In the home, the rubbish bin in the kitchen is always the first to fill up, and kitchen-related items, including food, take up most of the grocery list (and monthly budget). While preparing food is something that needs to be done on a daily basis, that doesn’t mean that’s all there is.
Aside from snagging yourself a discount code for Habitat or one of the many other sites offering codes, what else can be done to continue saving?
Have you taken a look at what you throw away in your kitchen? Did you know that with some food-saving tips and tricks, you not only reduce kitchen waste but save money as well? Here are some things you can do today that will guarantee you a smaller grocery bill and of course, bigger savings.
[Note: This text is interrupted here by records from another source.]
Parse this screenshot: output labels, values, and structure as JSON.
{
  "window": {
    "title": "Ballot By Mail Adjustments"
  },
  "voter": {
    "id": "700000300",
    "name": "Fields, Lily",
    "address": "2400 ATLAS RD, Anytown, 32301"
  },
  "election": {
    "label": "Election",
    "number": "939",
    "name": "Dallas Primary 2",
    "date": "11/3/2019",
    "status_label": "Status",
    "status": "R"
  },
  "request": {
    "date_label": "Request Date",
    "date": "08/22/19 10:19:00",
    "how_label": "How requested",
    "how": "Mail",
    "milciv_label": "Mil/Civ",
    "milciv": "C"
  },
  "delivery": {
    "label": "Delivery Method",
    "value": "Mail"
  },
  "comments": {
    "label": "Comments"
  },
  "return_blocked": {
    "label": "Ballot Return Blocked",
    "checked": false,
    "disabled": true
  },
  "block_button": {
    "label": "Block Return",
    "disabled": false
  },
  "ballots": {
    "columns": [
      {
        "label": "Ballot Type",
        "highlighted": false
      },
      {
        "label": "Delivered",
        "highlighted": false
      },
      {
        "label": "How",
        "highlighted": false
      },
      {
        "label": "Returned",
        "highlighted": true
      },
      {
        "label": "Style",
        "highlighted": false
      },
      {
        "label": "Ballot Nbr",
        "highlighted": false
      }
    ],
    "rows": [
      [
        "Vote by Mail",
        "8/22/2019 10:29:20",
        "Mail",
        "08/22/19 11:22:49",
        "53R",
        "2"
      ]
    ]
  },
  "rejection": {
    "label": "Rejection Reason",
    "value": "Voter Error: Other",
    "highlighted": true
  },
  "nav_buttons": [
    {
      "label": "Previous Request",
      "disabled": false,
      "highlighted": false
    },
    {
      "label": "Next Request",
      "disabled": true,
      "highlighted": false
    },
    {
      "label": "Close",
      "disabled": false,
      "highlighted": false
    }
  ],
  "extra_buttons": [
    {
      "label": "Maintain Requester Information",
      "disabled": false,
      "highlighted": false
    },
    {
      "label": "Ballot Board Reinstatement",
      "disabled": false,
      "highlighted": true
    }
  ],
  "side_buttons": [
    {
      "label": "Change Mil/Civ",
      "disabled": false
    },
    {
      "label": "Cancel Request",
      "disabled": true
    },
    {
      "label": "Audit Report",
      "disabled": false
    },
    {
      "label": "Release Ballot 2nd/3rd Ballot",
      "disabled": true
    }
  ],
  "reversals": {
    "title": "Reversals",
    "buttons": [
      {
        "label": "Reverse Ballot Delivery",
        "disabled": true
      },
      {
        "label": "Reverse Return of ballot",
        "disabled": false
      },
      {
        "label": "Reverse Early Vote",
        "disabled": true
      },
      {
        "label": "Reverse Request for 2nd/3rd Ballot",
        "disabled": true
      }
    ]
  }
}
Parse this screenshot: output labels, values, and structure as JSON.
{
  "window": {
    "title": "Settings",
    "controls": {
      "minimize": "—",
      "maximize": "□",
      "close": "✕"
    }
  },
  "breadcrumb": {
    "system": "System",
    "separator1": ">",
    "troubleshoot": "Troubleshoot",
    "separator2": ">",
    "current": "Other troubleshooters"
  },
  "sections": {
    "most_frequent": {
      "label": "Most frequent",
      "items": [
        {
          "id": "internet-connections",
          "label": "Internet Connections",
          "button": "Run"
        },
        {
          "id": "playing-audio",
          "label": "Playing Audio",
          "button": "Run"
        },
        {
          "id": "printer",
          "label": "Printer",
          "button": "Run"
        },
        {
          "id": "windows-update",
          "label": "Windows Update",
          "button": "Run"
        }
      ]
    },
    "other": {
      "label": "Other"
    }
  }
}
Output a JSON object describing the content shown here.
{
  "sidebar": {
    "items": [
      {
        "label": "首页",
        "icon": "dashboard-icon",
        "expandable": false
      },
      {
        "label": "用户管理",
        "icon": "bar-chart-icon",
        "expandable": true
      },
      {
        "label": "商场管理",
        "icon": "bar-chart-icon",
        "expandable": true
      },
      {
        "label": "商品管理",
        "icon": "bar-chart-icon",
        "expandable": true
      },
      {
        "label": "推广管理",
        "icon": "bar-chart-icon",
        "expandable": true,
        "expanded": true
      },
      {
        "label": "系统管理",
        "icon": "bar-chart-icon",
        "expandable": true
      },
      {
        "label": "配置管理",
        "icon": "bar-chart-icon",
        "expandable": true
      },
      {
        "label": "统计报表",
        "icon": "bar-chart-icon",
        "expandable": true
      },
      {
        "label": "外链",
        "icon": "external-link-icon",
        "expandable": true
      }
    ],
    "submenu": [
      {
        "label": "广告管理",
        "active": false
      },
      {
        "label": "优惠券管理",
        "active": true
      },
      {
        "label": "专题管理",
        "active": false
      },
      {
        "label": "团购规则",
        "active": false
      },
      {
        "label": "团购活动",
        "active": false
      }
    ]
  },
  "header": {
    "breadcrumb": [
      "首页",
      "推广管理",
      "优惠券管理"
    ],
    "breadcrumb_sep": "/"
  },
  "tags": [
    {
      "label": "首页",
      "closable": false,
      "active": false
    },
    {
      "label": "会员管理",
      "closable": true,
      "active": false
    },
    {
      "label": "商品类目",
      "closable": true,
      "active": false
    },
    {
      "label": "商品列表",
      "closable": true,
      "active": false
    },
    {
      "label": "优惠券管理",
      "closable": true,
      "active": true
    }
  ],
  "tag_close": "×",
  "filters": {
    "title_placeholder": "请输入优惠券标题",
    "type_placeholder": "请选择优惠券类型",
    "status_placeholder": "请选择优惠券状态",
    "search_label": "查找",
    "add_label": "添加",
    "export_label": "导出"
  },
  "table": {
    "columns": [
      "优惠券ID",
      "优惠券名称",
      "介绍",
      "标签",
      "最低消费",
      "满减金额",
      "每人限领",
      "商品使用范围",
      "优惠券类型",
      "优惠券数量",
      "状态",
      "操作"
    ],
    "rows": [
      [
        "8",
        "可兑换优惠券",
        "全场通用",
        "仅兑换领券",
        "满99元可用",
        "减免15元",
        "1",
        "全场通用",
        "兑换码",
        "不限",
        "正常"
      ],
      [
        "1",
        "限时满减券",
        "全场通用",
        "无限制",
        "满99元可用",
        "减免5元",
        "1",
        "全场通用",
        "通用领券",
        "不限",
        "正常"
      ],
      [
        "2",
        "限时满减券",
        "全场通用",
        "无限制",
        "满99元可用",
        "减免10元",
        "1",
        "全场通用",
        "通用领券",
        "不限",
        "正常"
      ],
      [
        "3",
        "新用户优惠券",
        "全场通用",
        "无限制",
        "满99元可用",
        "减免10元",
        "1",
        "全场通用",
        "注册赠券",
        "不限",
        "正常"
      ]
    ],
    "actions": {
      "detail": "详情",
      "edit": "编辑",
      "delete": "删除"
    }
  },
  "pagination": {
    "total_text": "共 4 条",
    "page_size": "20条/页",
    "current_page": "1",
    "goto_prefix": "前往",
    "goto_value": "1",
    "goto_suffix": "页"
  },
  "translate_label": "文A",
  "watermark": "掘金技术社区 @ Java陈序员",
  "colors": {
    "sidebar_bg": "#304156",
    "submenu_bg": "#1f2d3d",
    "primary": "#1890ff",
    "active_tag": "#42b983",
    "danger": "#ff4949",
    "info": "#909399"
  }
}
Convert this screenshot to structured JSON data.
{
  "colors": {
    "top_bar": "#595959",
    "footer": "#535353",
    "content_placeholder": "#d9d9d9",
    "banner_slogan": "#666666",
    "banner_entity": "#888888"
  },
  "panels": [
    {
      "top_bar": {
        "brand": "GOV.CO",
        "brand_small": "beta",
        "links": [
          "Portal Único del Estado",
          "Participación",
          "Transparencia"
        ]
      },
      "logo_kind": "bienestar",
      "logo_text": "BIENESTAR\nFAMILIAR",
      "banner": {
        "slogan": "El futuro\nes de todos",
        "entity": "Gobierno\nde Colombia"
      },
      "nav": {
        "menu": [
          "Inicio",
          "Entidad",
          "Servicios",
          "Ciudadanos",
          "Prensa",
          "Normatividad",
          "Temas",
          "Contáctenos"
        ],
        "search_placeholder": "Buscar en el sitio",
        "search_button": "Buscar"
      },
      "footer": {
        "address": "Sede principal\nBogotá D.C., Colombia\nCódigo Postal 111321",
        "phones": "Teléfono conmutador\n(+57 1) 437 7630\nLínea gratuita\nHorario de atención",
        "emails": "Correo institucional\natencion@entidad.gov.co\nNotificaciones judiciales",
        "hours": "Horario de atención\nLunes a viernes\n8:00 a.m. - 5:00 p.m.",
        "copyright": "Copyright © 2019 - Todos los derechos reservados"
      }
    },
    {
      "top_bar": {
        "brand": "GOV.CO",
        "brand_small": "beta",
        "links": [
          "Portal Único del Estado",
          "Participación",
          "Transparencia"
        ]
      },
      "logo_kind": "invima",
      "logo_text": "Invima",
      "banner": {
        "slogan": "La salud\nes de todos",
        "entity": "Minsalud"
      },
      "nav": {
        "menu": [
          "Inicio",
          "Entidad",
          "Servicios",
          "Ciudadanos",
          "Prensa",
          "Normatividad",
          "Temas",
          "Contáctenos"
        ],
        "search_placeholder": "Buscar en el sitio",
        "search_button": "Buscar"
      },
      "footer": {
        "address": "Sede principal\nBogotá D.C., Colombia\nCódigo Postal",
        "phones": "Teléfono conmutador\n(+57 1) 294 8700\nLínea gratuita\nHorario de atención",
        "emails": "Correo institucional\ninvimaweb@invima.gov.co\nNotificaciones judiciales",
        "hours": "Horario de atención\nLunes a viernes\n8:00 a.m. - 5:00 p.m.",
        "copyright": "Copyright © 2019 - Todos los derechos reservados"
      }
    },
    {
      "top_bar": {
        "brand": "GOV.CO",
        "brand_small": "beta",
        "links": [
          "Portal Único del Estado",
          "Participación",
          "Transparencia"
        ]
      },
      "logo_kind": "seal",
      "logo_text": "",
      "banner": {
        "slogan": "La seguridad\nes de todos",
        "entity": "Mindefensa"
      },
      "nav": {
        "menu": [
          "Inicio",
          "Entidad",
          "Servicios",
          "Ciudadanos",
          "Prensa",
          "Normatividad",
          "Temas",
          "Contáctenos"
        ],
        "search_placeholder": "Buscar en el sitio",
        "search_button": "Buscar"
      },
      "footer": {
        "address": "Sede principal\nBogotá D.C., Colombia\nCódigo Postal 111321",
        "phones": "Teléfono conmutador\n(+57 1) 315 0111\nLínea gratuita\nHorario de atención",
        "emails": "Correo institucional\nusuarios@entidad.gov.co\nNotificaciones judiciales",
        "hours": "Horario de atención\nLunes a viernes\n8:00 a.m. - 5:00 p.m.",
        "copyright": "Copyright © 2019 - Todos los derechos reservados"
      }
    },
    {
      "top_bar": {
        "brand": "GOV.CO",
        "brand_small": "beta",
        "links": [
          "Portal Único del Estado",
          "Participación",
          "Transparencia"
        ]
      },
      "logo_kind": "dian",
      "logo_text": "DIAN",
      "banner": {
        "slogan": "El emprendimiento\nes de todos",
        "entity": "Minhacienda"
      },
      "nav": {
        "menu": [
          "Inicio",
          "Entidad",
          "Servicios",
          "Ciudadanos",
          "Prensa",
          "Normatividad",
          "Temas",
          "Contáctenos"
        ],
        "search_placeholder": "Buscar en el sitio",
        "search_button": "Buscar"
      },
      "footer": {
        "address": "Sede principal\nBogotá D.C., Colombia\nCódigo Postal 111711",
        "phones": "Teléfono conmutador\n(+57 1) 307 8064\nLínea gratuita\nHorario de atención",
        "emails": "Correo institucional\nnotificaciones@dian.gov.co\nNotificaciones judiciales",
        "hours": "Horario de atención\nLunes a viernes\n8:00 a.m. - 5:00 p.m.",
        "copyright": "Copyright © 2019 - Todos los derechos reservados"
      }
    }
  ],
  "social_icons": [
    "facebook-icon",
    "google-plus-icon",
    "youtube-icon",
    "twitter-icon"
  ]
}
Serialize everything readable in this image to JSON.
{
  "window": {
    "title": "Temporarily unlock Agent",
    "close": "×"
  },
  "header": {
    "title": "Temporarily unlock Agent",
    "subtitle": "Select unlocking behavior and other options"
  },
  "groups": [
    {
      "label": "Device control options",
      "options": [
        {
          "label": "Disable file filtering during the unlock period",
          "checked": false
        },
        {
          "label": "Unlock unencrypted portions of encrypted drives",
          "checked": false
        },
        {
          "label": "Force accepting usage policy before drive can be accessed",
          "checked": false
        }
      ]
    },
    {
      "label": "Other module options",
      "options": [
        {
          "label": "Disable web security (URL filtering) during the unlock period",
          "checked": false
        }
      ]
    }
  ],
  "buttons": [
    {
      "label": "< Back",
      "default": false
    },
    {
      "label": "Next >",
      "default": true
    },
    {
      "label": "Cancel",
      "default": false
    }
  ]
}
Keep your pantry organized.
Yes, there are many things you’d rather forget, but let’s hope food in your pantry isn’t one of them. For things in the fridge, on the shelf, and in pantry cupboards, out of sight does mean out of mind. If you don’t organize—and see—what you have, there will be a big tendency for you to forget that it’s even there. This is a big no-no if you’re storing food and other edibles, because you have to take note of the “Best Before” dates and remember to use them all up before then, lest you end up throwing them away. You can put leftovers in air-tight glass jars and reusable plastic containers (preferably see-through), stick a piece of masking tape on them, and write down the date when it’s stored and the “Use by” date.
Remake those leftovers.
Take note that the word is remake, not reheat (unless you really, really want to eat the same thing you had for dinner the night before). Many leftovers can be given a makeover and turned into simple dishes. For instance, if you have leftover meat, you can turn this into a sandwich spread or make a taco filling. Leftover chicken can be shredded and used as an ingredient in salads, pies and curries.
Make something delicious out of kitchen scraps.
Another thing you can do to reduce waste at home is to put those kitchen scraps to use. Instead of tossing wilty, sad-looking greens and other produce in the rubbish bin, use them to make vegetable broth. If you have stale bread, make croutons or French toast out of it.
Recycle and reuse non-food kitchen waste.
You probably have all sorts of takeaway containers, paper bags and boxes, and plastic grocery bags in your kitchen—don’t throw them away! A little bit of practical and creative thinking can lead you to ways to reuse and recycle these items to save (and even make) money.
Plan your meals and then buy food, not the other way around.
A lot of the food items that go to waste are those that you buy at the supermarket because it looked so nice and fresh but then you end up not being able to figure out what to do with it once it’s sitting on your kitchen counter. While this may be fine for boxed or canned items, for fresh meat and greens, it would be a waste.
To avoid this, spend time planning what you’ll be eating for the following week (including the stuff you’ll need for packed lunches) before heading out to the shops. It would be a good idea to plan meals that share common ingredients so you reduce waste. Stick to the menu plan and necessary ingredients, and you’ll not only lessen kitchen waste, you’ll be saving more on food as well.